Overall, XOMA’s business model offers distinct advantages while carrying certain risks. By holding rights to a diverse portfolio of drug candidates across various stages and therapeutic areas, XOMA mitigates the risk associated with the failure of any single drug development program. Meanwhile, its counter-cyclical strategy enables the company to acquire promising pipelines at lower valuations, and its asset-light operating model allows it to avoid directly bearing the high costs and risks inherent in R&D.


On the other hand, XOMA’s revenue is entirely dependent on the R&D and commercialization capabilities of its partner pharmaceutical companies, while the value of its assets ultimately hinges on which drugs successfully reach the market and become “blockbusters,” introducing a degree of uncertainty. Particularly before a significant number of drugs gain regulatory approval, cash flow may be unstable, necessitating continuous financing to acquire new royalty interests.


XOMA Royalty resembles a “special asset disposal expert” and a “packaged investor in future revenue rights” within the biopharmaceutical sector. It does not pursue scientific “glamour,” but instead carves out its own profit margins amidst the industry’s high risks and uncertainties through shrewd financial engineering and risk control.


Performance Demonstrates Model Value


The financial data for the first half of 2025 undoubtedly affirms XOMA’s development model.


In H1 2025, XOMA’s total revenue reached approximately $29.6 million, representing a year-over-year increase of over 130%. Of this amount, $16 million was derived from commercialization-related sales royalties, while $13.6 million came from milestone payments.

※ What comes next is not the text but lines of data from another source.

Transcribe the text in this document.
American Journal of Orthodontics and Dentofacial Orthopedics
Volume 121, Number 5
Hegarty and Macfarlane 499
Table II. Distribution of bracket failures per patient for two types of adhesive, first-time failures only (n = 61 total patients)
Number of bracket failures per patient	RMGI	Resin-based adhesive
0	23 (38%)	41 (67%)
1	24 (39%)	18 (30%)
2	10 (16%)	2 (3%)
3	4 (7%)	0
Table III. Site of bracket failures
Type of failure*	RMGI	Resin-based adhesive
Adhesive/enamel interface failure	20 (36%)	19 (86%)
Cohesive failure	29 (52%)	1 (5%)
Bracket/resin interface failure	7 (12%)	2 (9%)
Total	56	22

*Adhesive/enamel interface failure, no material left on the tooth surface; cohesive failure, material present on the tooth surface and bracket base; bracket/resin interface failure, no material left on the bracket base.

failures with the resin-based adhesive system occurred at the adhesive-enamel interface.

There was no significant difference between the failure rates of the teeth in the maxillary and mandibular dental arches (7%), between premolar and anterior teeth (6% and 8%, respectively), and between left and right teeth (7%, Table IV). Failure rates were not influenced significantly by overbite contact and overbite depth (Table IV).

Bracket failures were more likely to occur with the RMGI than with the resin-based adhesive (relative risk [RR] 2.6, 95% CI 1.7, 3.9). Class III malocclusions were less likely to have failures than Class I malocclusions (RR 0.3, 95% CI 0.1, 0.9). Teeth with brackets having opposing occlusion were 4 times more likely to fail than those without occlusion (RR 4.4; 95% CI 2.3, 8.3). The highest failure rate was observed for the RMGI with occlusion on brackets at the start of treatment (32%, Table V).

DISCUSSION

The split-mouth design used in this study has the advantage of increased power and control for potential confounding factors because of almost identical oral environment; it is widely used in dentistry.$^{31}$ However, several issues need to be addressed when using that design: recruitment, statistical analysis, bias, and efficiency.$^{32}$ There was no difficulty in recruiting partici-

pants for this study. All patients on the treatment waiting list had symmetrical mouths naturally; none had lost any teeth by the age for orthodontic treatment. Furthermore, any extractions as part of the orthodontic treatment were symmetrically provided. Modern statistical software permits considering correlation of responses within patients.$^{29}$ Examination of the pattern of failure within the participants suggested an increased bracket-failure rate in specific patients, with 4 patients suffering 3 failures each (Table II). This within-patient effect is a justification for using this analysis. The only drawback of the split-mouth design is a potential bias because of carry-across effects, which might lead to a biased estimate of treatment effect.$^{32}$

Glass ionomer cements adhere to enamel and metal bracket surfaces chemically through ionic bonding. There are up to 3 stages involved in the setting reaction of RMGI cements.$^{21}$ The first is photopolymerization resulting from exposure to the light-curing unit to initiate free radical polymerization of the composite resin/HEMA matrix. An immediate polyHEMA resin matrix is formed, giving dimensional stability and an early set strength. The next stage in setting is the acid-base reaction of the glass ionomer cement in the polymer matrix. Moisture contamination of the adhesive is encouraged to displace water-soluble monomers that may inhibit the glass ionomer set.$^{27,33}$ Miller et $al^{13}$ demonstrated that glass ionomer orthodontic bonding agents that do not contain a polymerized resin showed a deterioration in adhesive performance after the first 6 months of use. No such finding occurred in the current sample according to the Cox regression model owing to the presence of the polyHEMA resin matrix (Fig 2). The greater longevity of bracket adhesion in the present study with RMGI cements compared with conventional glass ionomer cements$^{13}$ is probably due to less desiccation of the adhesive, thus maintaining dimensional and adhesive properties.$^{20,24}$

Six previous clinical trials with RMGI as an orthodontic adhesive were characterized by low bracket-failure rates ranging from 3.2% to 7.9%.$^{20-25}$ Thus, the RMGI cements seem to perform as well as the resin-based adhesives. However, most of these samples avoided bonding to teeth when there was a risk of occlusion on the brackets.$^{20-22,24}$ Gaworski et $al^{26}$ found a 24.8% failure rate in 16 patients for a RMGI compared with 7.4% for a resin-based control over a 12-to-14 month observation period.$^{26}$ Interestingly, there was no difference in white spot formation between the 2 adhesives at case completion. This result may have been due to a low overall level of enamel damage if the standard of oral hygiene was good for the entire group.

Meanwhile, XOMA’s R&D expenses totaled $1.4 million, with only $100,000 incurred in Q1 2025; the rise in expenses in Q2 was attributed to the management of acquired projects. Overall, these results align with its asset-light operational strategy.


XOMA stated that although milestone payments remain the primary revenue driver, commercial royalty income has increased quarter-over-quarter for two consecutive quarters. As more projects in its “pipeline pool” advance to the commercialization stage, royalty payments from sales are expected to continue rising in the second half of 2025, clarifying a path toward break-even even without milestone payments. Going forward, milestone payments will be used to cover acquisition costs, while commercial royalty income will become the company’s main source of profit.


Overall, XOMA aims to achieve a high degree of risk diversification by assembling a “patent licensing pool” comprising assets at various development stages, across different therapeutic areas, with diverse mechanisms of action, and from multiple licensors. Meanwhile, leveraging its professional expertise in legal affairs, deal structuring, buyer networks, valuation adjustment mechanisms (VAMs), compliance management, and patent continuity, the company has expanded into liquidation services. This enables it to provide rapid wind-down solutions for distressed biotech firms, thereby maximizing shareholder value while generating service-related revenue.


XOMA’s business model is also worth studying for China’s biotech industry. First, it has shifted from a “blockbuster bet” strategy to a “cash flow portfolio.” With XOMA’s patent reserve covering more than 120 pipeline assets, the failure of any single project would impact overall cash flow by less than 2%. Second, it facilitates the mutual conversion between “future milestones” and “current cash”; XOMA not only purchases future royalty rights but also sells them off in one-time transactions. Finally, transitioning from scientists to capital operators, a significant proportion of XOMA’s small workforce consists of legal, financial, and tax professionals.


No matter how you look at it, XOMA is an atypical biotech company. The insight it offers is not about how to develop a drug, but rather how to commercialize the various capabilities honed during corporate development. As financing windows narrow and valuations fall broadly below cash reserves, those who first learn to leverage these capabilities will have the opportunity to turn the capital winter into dividends from cyclical fluctuations. There are already several companies similar to XOMA in the U.S. market; when will such enterprises emerge in China?